Some background: Florida has been Liberty’s only limited partner since the New York-based firm was founded back in 1992. In turn, Liberty was Florida’s first general partner (via an evergreen fund), and its only one for more than a decade. Florida has since diversified its private equity portfolio, but this new stapled secondary reflects how tightly bonded the two entities remain.

The deal is structured as follows: Liberty has packaged six portfolio companies, which it will sell for approximately $190 million to a secondary buyer, or group of secondary buyers. This price is at-cost to Liberty, minus a small percentage ownership being retained by Florida. The portfolio companies will then be rolled into a new Liberty fund, which will be supplemented by another $190 million from the secondary buyers (i.e., the staple). Florida itself will not participate in the new fund, save for its minority ownership positions of the six cornerstone portfolio companies.

To its credit, Florida’s participation in this deal will help it further reduce its exposure to Liberty, which should free it up to invest more with other general partners. This is sorely needed, when one realizes that Florida’s current Liberty exposure sits at around 30% (it was 40% at the end of 2005). But Florida also may be artificially restricting the number of potential buyers, as some groups might not be interested in the “blind” commitment.
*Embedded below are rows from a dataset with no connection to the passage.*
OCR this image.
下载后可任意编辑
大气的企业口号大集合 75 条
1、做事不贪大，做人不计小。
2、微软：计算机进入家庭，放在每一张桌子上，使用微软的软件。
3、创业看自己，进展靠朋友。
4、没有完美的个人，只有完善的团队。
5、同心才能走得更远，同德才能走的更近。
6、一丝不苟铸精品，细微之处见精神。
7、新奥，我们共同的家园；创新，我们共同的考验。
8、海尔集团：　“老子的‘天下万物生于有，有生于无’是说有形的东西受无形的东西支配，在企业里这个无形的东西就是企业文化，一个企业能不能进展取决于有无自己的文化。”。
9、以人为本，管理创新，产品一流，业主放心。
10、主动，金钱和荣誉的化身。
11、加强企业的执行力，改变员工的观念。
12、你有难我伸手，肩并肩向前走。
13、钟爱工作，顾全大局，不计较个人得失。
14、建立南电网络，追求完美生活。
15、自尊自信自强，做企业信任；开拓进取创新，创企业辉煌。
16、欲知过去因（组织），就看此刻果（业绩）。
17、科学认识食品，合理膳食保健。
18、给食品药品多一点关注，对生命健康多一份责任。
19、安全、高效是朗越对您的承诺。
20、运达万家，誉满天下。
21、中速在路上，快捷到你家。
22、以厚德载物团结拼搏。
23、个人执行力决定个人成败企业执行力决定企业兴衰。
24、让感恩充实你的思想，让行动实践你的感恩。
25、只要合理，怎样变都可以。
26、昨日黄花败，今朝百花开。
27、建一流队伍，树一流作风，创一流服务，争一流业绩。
This includes not only direct secondary buyers, but also possible strategic and financial sponsor buyers.

And pay attention to my use of the term “buyers” – which is distinct from “bidders.” The stapled transaction comes with a fixed price of “at-cost” – which means that Florida is giving up its opportunity to make a profit on these investments (save for its retained minority stake). A non-stapled sale would have at least held the possibility of a profit — albeit a faint possibility given that Liberty acquired the six portfolio companies fairly recently.  

As I wrote, this smacks of a friend’s attempt to save another, as Liberty would have been unable to raise an independent fund on its own. It’s made such overtures in the past, but been rebuffed. It is also different than a typical stapled secondary, in that the secondary buyers will become the new blind pool’s only limited partners (again, save for that small Florida piece).

This isn’t Bank of America spinning out Scale Venture Partners, where buyers knew they would be part of a large syndicate that also included the seller (i.e., a gesture of faith). This could be just a few folks, with the general partner never needing to prove itself on the open market.

So maybe Florida is simply exhibitting a noble piece of institutional loyalty, but a state pension system should only serve one master: Its pensioners. In this case, it should be doing a better job of it.

A spokesman for the Florida State Board of Administration said he’d get back to me. But that was a while ago. When he does so, I’ll be sure to let you know. I also called Tripp Brower of Capstone Partners, which is managing the transaction. He declined to comment, citing confidentiality restrictions.